Very quickly (as planned, I believe) DSM III took on a biological and concrete sheen. These disorders, primarily the work of "expert" groups (older, white men with power), were no longer theoretical constructs but "real" biological entities (with barely a modicum of proof). I believe organized psychiatry (power again) was desperately looking for a way to maintain its power within the very powerful medical establishment. It took towards copying the "medical model" ,which had conferred many benefits to society (and doctors) but also has major ethical lapses, rather than leading the rest of medicine to a more complete and ethical biopsychosocial model.

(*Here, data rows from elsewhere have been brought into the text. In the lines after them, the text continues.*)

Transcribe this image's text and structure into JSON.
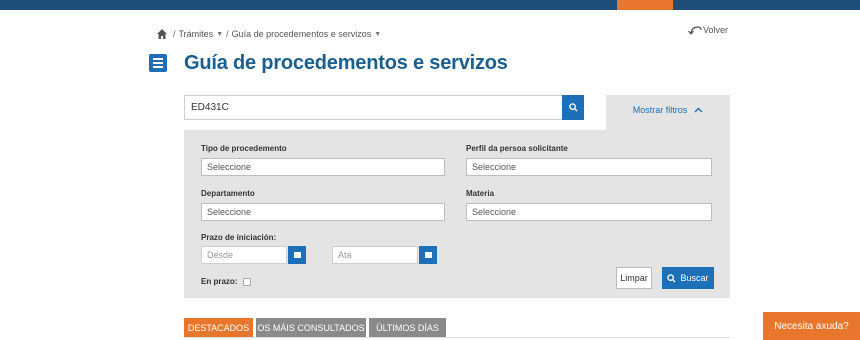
{
  "colors": {
    "brand": "#1d4f7a",
    "accent": "#e8762d",
    "primary": "#1d6fb8",
    "panel": "#e4e4e4"
  },
  "breadcrumb": {
    "home_icon": "home-icon",
    "level1": "Trámites",
    "level2": "Guía de procedementos e servizos"
  },
  "back_label": "Volver",
  "page_title": "Guía de procedementos e servizos",
  "search": {
    "value": "ED431C",
    "icon": "search-icon"
  },
  "filters_toggle": {
    "label": "Mostrar filtros",
    "icon": "chevron-up-icon"
  },
  "filters": {
    "tipo_label": "Tipo de procedemento",
    "tipo_value": "Seleccione",
    "perfil_label": "Perfil da persoa solicitante",
    "perfil_value": "Seleccione",
    "departamento_label": "Departamento",
    "departamento_value": "Seleccione",
    "materia_label": "Materia",
    "materia_value": "Seleccione",
    "prazo_label": "Prazo de iniciación:",
    "desde_placeholder": "Desde",
    "ata_placeholder": "Ata",
    "en_prazo_label": "En prazo:",
    "en_prazo_checked": false
  },
  "actions": {
    "clear_label": "Limpar",
    "search_label": "Buscar"
  },
  "tabs": [
    {
      "label": "DESTACADOS",
      "active": true
    },
    {
      "label": "OS MÁIS CONSULTADOS",
      "active": false
    },
    {
      "label": "ÚLTIMOS DÍAS",
      "active": false
    }
  ],
  "help_label": "Necesita axuda?"
}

The word ethical comes up again. Let me explain. When a diagnostical model focuses on the individual, socially oppressive factors that compromise health are ignored. When one ignores poverty, violence, prejudice, etc., one is essentially treating the victims of society (and perhaps their genetic vulnerability to stress). Surely in extreme cases, social/environmental factors stll play a role but the patient still has a problem. Thus a developmentally delayed, very hyperactive child with a seizure disorder likely has clear neurological problems and should have access, perhaps immediately to medication.

But the vast majority of patients presenting to doctors under the dimensional bell-shaped curve of illness have less severe problems. I have used this example many times, to explain my hesitance about immediately prescribing Ritalin to children who are only mildly to moderately hyperactive. I liken it to a doctor who chooses to continue to rehydrate, orally or intravenously, children suffering from diarrhea and dehydration while ignoring a factory upstream that may be polluting the river and causing the disease. At the minimum to only treat the dehydration and not speak up and attempt to address the cause (or at least a contributing factor to the illness), the physician becomes complicitous with factors inimical to his/her patients. This individual model of the DSM is most redolent of this complicity, especially when it comes to dealing the problems of children (ADHD, bipolar, whatever).

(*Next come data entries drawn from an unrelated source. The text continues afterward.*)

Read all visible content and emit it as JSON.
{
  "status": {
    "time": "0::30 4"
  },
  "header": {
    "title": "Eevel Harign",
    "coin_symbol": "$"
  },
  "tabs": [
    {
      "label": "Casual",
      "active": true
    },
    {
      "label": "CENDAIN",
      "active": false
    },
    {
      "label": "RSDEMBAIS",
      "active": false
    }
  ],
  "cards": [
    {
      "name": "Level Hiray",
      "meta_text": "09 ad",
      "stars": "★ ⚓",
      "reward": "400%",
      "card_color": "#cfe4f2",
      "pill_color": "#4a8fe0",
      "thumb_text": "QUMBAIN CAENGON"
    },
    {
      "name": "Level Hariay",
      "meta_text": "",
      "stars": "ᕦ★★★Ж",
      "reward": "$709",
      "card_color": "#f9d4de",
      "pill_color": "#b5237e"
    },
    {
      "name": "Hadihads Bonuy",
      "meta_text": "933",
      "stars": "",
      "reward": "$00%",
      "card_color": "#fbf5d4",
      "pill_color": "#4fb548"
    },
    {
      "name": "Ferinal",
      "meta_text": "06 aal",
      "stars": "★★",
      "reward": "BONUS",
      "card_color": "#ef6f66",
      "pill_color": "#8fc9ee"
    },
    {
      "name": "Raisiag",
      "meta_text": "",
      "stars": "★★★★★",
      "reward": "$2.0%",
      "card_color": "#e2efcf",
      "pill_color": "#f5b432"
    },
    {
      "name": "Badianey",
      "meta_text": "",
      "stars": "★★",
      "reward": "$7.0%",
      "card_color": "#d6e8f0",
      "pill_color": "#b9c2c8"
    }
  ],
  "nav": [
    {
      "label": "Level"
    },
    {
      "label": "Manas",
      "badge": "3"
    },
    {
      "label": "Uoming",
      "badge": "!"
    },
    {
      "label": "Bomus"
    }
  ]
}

Furthermore, the "modernism" of DSM III, this "truth" that Nassir refers to, purports to make any challenging or contradictory model "unscientific" and unworthy of real scientists' interests. This is where the model becomes hubristic and totalitarian for a practitioner like me. Though I might add the real practical power of DSM III (IV and beyond) has been its value as a billing system for penurious third party payers.

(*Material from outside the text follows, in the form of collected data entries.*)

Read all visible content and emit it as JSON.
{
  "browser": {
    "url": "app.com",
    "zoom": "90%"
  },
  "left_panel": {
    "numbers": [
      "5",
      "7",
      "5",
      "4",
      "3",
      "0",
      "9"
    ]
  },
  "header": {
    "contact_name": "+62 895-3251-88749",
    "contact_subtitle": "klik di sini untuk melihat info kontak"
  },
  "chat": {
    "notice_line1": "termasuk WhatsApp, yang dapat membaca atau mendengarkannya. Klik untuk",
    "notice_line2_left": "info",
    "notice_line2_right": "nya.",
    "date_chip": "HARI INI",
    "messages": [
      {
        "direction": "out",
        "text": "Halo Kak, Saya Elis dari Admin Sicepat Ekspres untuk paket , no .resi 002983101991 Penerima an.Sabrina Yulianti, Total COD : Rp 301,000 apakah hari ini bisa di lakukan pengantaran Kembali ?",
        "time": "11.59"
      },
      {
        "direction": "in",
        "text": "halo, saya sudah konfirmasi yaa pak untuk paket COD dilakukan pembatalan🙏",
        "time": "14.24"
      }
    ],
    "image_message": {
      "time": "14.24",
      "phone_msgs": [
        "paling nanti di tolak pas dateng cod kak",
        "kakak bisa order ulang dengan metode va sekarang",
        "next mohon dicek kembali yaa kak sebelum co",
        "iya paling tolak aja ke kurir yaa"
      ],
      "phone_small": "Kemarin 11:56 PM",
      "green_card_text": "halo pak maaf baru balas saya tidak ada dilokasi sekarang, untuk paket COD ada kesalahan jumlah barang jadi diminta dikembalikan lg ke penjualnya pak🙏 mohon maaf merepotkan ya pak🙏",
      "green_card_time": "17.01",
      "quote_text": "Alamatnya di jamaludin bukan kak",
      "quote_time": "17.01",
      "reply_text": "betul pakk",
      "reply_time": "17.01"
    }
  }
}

Yes, a high lithium level is definitely worth paying attention to. Ritalin definitely "works" (at least on the short term). None of this is deniable or unimportant. But the very foundations that make it important are potentially oppressive and limited. Again I speak from the position of thirty years of dealing with children's problems. But when Joe Biederman and company speak (with the power of Fortune 500 drug companies supporting their platform), my concerns fit into a thimble compared to their ocean of power.

I agree with Nassir, that the post-modern solutions for psychiatry are too messy to be practical but I think the powers of organized psychiatry could do more to acknowledge context and the psychosocial aspects of behavior. It was great to read Robert Spitzer's (the father of DSM III) preface to Horowitz and Wakefield's The End of Sadness. Similarly I'm intrigued that Paul McHugh is mentioned as a co-author of the paperback version of Nassir's Concepts of Psychiatry (have there been some changes). I know Paul as one of the most sensible curmudgeon's of the psychiatric establishment.

So there -- a first pass at a public discussion of what may seem like an esoteric topic to many of you but I believe is fundamental to the course of mental health and illness of our country -- at least to the limits that the powers that be allow us professionals to have some influence on that course. I'm very interested hear what Nassir thinks.